Leve, como uma coisa que começasse, a
maresia da brisa pairou de sobre o Tejo e espalhou-se sujamente pelos
princípios da Baixa. Nauseava frescamente, num torpor frio de mar
morno. Senti a vida no estômago, e o olfato tornou-se-me uma coisa
por detrás dos olhos. Altas, pousavam em nada nuvens ralas, rolos,
num cinzento a desmoronar-se para branco falso. A atmosfera era de
uma ameaça de céu cobarde, como a de uma trovoada inaudível, feita
de ar somente.
Havia estagnação no próprio voo das
gaivotas; pareciam coisas mais leves que o ar, deixadas nele por
alguém. Nada abafava. A tarde caía num desassossego nosso; o ar
refrescava intermitentemente.
Pobres das esperanças que tenho tido,
saídas da vida que tenho tido de ter! São como esta hora e este ar,
névoas sem névoa, alinhavos rotos de tormenta falsa. Tenho vontade
de gritar, para acabar com a paisagem e a meditação. Mas há
maresia no meu propósito, e a baixa-mar em mim deixou descoberto o
negrume lodoso que está ali fora e não vejo senão pelo cheiro.
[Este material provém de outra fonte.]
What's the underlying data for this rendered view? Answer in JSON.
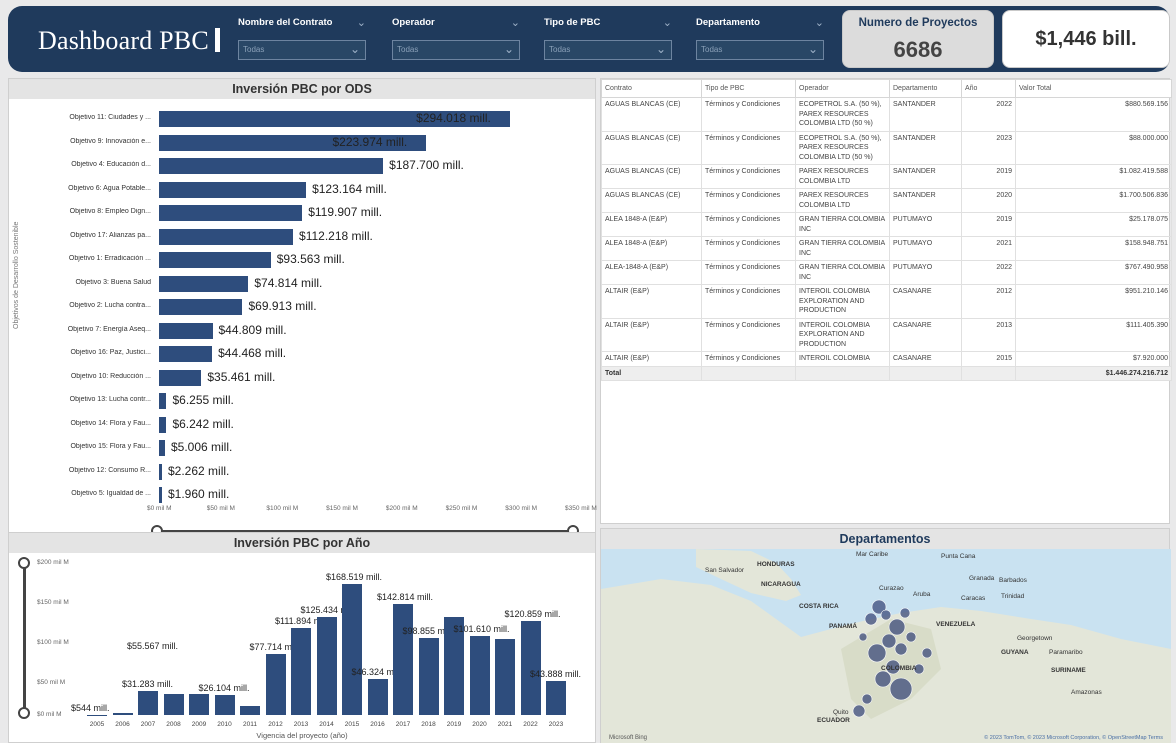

Tanta inconsequência em querer
bastar-me! Tanta consciência sarcástica das sensações supostas!
Tanto enredo da alma com as sensações, dos pensamentos com o ar e o
rio, para dizer que me dói a vida no olfato e na consciência, para
não saber dizer, como na frase simples e ampla do Livro de Job,
“A minha alma está cansada da minha vida”.